My friend and I bundled up really well and waddled on down the trail.


The last time I was at this preserve, I saw a deer carcass in a tree. The carcass we found today in a tree was much smaller than the one I had seen back in September. I don’t really know why the deer remains were up in the tree, but perhaps someone placed them there so that people walking their dogs wouldn’t have to wrestle yummy deer bones from their dog’s clenched teeth. Actually, later on we did notice a dog trotting along triumphantly with a deer elbow in his mouth.

My friend points to the costo-vertebral junction, which is the place where the ribs meet the spinal cord.


This pocket is called the acetabulum, where the head of the femur meets with the pelvis forming the hip joint.


We found the head of femur about 200 yards away. It appears that the rest of the femur has been chewed up.


Even though the Thompson Preserve is now just a sea of browns and grays, I can see the colors of summer in my mind’s eye.


Frozen jelly fungus, Exidia recisa. I love how the frozen water mimics veins and arteries inside this mushroom!


American sycamore, Platanus occidentalis, fruit. This type of fruit is called a “Plumed Achene”. A plumed fruit is one that has tufts of hair attached to the achene. An achene is the dry outer casing that holds the actual plant seed and is indehiscent (does not open to reveal the seed when it is mature).


Right before the cold snap, there was a large rainstorm which flooded portions of this preserve. This ice is so clear that it seemed as if we were walking on glass!


Air bubbles trapped in clear ice! At first, I thought that these may have been sulfur gas bubbles because the soil nearby had a classic rotten egg smell. But it’s more likely that air bubbles were traveling under the surface of the puddle and then as the water froze, so did the oxygen bubbles.


My friend snapped a photo of me trying to capture a picture of the frozen air bubbles!
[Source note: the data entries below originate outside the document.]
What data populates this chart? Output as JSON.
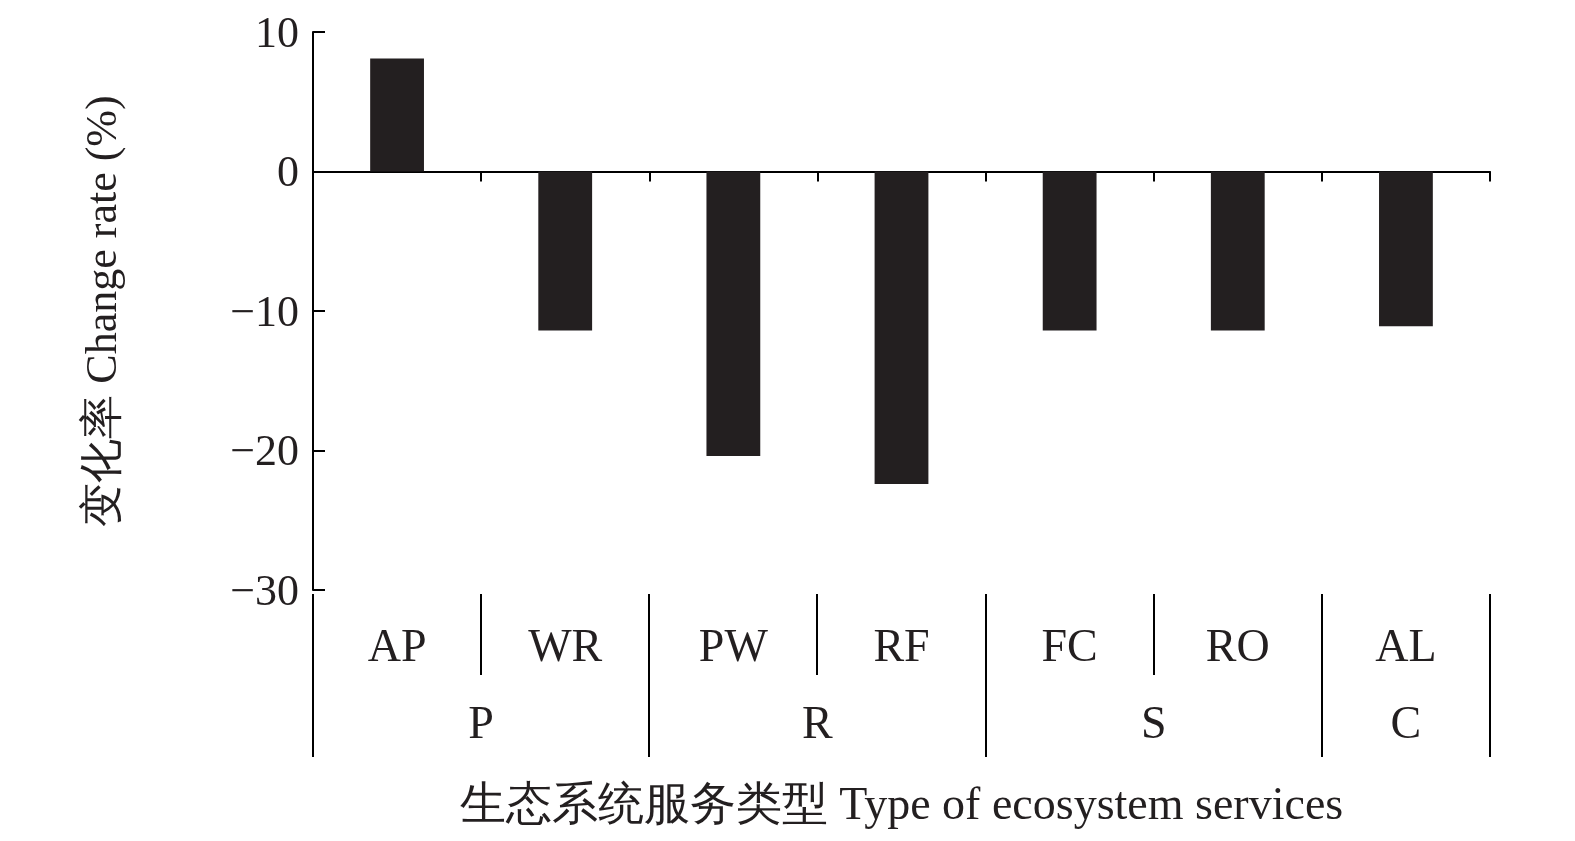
{
  "chart_data": {
    "type": "bar",
    "xlabel": "生态系统服务类型 Type of ecosystem services",
    "ylabel": "变化率 Change rate (%)",
    "categories": [
      "AP",
      "WR",
      "PW",
      "RF",
      "FC",
      "RO",
      "AL"
    ],
    "values": [
      8.1,
      -11.4,
      -20.4,
      -22.4,
      -11.4,
      -11.4,
      -11.1
    ],
    "color": "#231f20",
    "ylim": [
      -30,
      10
    ],
    "yticks": [
      -30,
      -20,
      -10,
      0,
      10
    ],
    "annotations": [
      "P",
      "R",
      "S",
      "C"
    ]
  }
}
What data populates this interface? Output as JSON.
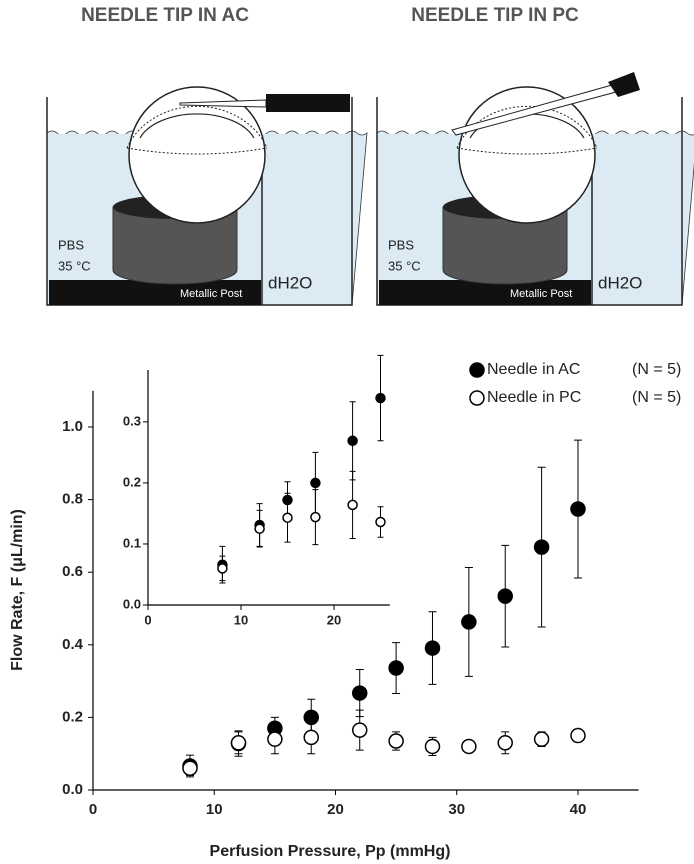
{
  "diagrams": [
    {
      "title": "NEEDLE TIP IN AC",
      "bath_label": "PBS",
      "temp_label": "35 °C",
      "post_label": "Metallic Post",
      "outer_label": "dH2O"
    },
    {
      "title": "NEEDLE TIP IN PC",
      "bath_label": "PBS",
      "temp_label": "35 °C",
      "post_label": "Metallic Post",
      "outer_label": "dH2O"
    }
  ],
  "chart_data": [
    {
      "type": "scatter",
      "xlabel": "Perfusion Pressure, Pp (mmHg)",
      "ylabel": "Flow Rate, F (μL/min)",
      "xlim": [
        0,
        45
      ],
      "ylim": [
        0,
        1.1
      ],
      "xticks": [
        0,
        10,
        20,
        30,
        40
      ],
      "yticks": [
        {
          "value": 0,
          "label": "0.0"
        },
        0.2,
        0.4,
        0.6,
        0.8,
        {
          "value": 1,
          "label": "1.0"
        }
      ],
      "legend": "upper right",
      "legend_notes": [
        "(N = 5)",
        "(N = 5)"
      ],
      "series": [
        {
          "name": "Needle in AC",
          "color": "#000000",
          "marker": "filled",
          "x": [
            8,
            12,
            15,
            18,
            22,
            25,
            28,
            31,
            34,
            37,
            40
          ],
          "values": [
            0.066,
            0.128,
            0.17,
            0.2,
            0.267,
            0.336,
            0.391,
            0.463,
            0.534,
            0.669,
            0.774
          ],
          "errors": [
            0.03,
            0.035,
            0.03,
            0.05,
            0.065,
            0.07,
            0.1,
            0.15,
            0.14,
            0.22,
            0.19
          ]
        },
        {
          "name": "Needle in PC",
          "color": "#000000",
          "marker": "open",
          "x": [
            8,
            12,
            15,
            18,
            22,
            25,
            28,
            31,
            34,
            37,
            40
          ],
          "values": [
            0.06,
            0.13,
            0.14,
            0.145,
            0.165,
            0.135,
            0.12,
            0.12,
            0.13,
            0.14,
            0.15
          ],
          "errors": [
            0.02,
            0.03,
            0.04,
            0.045,
            0.055,
            0.025,
            0.025,
            0.01,
            0.03,
            0.02,
            0.005
          ]
        }
      ]
    },
    {
      "type": "scatter",
      "xlim": [
        0,
        26
      ],
      "ylim": [
        0,
        0.385
      ],
      "xticks": [
        0,
        10,
        20
      ],
      "yticks": [
        {
          "value": 0,
          "label": "0.0"
        },
        0.1,
        0.2,
        0.3
      ],
      "series": [
        {
          "name": "Needle in AC",
          "color": "#000000",
          "marker": "filled",
          "x": [
            8,
            12,
            15,
            18,
            22,
            25
          ],
          "values": [
            0.066,
            0.131,
            0.172,
            0.2,
            0.269,
            0.339
          ],
          "errors": [
            0.03,
            0.035,
            0.03,
            0.05,
            0.064,
            0.07
          ]
        },
        {
          "name": "Needle in PC",
          "color": "#000000",
          "marker": "open",
          "x": [
            8,
            12,
            15,
            18,
            22,
            25
          ],
          "values": [
            0.06,
            0.125,
            0.143,
            0.144,
            0.164,
            0.136
          ],
          "errors": [
            0.02,
            0.03,
            0.04,
            0.045,
            0.055,
            0.025
          ]
        }
      ]
    }
  ]
}
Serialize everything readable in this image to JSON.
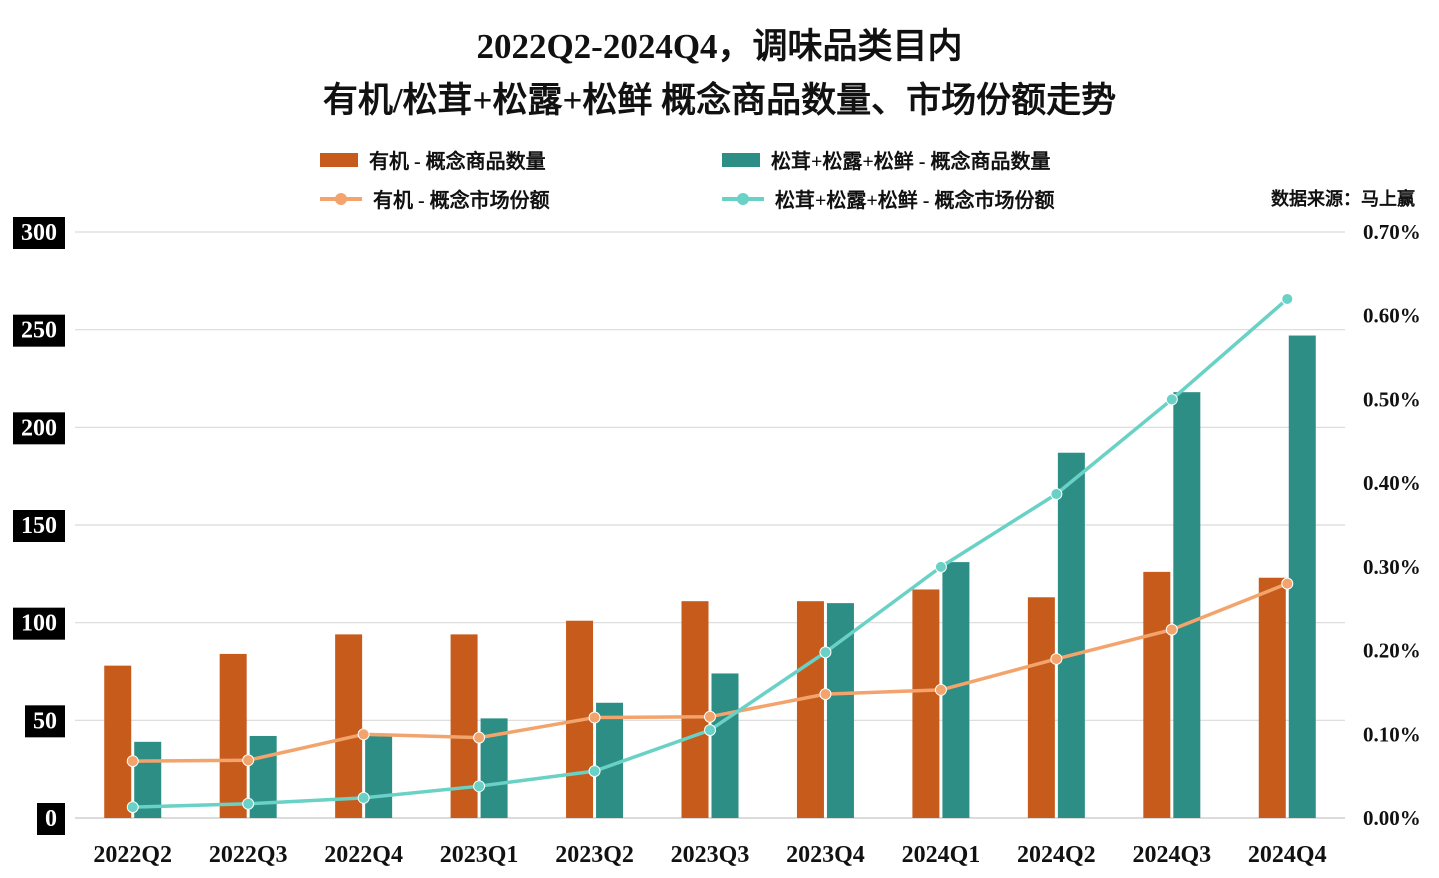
{
  "title": {
    "line1": "2022Q2-2024Q4，调味品类目内",
    "line2": "有机/松茸+松露+松鲜 概念商品数量、市场份额走势"
  },
  "source_note": "数据来源：马上赢",
  "colors": {
    "organic_bar": "#C75B1B",
    "matsutake_bar": "#2D8E86",
    "organic_line": "#F2A46C",
    "matsutake_line": "#69D1C5",
    "gridline": "#D9D9D9",
    "axis_text": "#111111",
    "left_tick_bg": "#000000",
    "left_tick_text": "#FFFFFF"
  },
  "legend": [
    {
      "label": "有机 - 概念商品数量",
      "marker": "bar",
      "color": "#C75B1B"
    },
    {
      "label": "松茸+松露+松鲜 - 概念商品数量",
      "marker": "bar",
      "color": "#2D8E86"
    },
    {
      "label": "有机 - 概念市场份额",
      "marker": "line",
      "color": "#F2A46C"
    },
    {
      "label": "松茸+松露+松鲜 - 概念市场份额",
      "marker": "line",
      "color": "#69D1C5"
    }
  ],
  "chart_data": {
    "type": "bar",
    "subtype": "combo-bar-line-dual-axis",
    "title": "2022Q2-2024Q4，调味品类目内 有机/松茸+松露+松鲜 概念商品数量、市场份额走势",
    "legend_position": "top",
    "grid": true,
    "categories": [
      "2022Q2",
      "2022Q3",
      "2022Q4",
      "2023Q1",
      "2023Q2",
      "2023Q3",
      "2023Q4",
      "2024Q1",
      "2024Q2",
      "2024Q3",
      "2024Q4"
    ],
    "series": [
      {
        "name": "有机 - 概念商品数量",
        "type": "bar",
        "axis": "left",
        "color": "#C75B1B",
        "values": [
          78,
          84,
          94,
          94,
          101,
          111,
          111,
          117,
          113,
          126,
          123
        ]
      },
      {
        "name": "松茸+松露+松鲜 - 概念商品数量",
        "type": "bar",
        "axis": "left",
        "color": "#2D8E86",
        "values": [
          39,
          42,
          43,
          51,
          59,
          74,
          110,
          131,
          187,
          218,
          247
        ]
      },
      {
        "name": "有机 - 概念市场份额",
        "type": "line",
        "axis": "right",
        "color": "#F2A46C",
        "values": [
          0.068,
          0.069,
          0.1,
          0.096,
          0.12,
          0.121,
          0.148,
          0.153,
          0.19,
          0.225,
          0.28
        ]
      },
      {
        "name": "松茸+松露+松鲜 - 概念市场份额",
        "type": "line",
        "axis": "right",
        "color": "#69D1C5",
        "values": [
          0.013,
          0.017,
          0.024,
          0.038,
          0.056,
          0.105,
          0.198,
          0.3,
          0.387,
          0.5,
          0.62
        ]
      }
    ],
    "left_axis": {
      "min": 0,
      "max": 300,
      "step": 50,
      "ticks": [
        "0",
        "50",
        "100",
        "150",
        "200",
        "250",
        "300"
      ]
    },
    "right_axis": {
      "min": 0,
      "max": 0.7,
      "step": 0.1,
      "ticks": [
        "0.00%",
        "0.10%",
        "0.20%",
        "0.30%",
        "0.40%",
        "0.50%",
        "0.60%",
        "0.70%"
      ]
    }
  }
}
I know I keep saying this, but this truly was one of the most amazing natural phenomenon that I have ever witnessed!

My friend’s finger is underneath this frozen ice shelf/cloud. First there was a frozen puddle with an air pocket, and above it, a floating sheet of ice. I have no theory as to how this formed but would absolutely love to know from you if have any ideas!


Take another look at this floating ice shelf! On the bottom is the frozen puddle, then there is about 3 inches of air, topped with this floating ice shelf. Could this be any more amazing???


Whenever I see frozen streams in the winter, I always wonder where the fish are living. As we walked along this stream, I noticed that it was mostly frozen except for one area where the water was deeper and moved quickly. Suddenly, out of the corner of my eye, I saw a flicker of a fin… a fish! Although the surface of the stream was frozen, underneath a couple of fish were swimming around!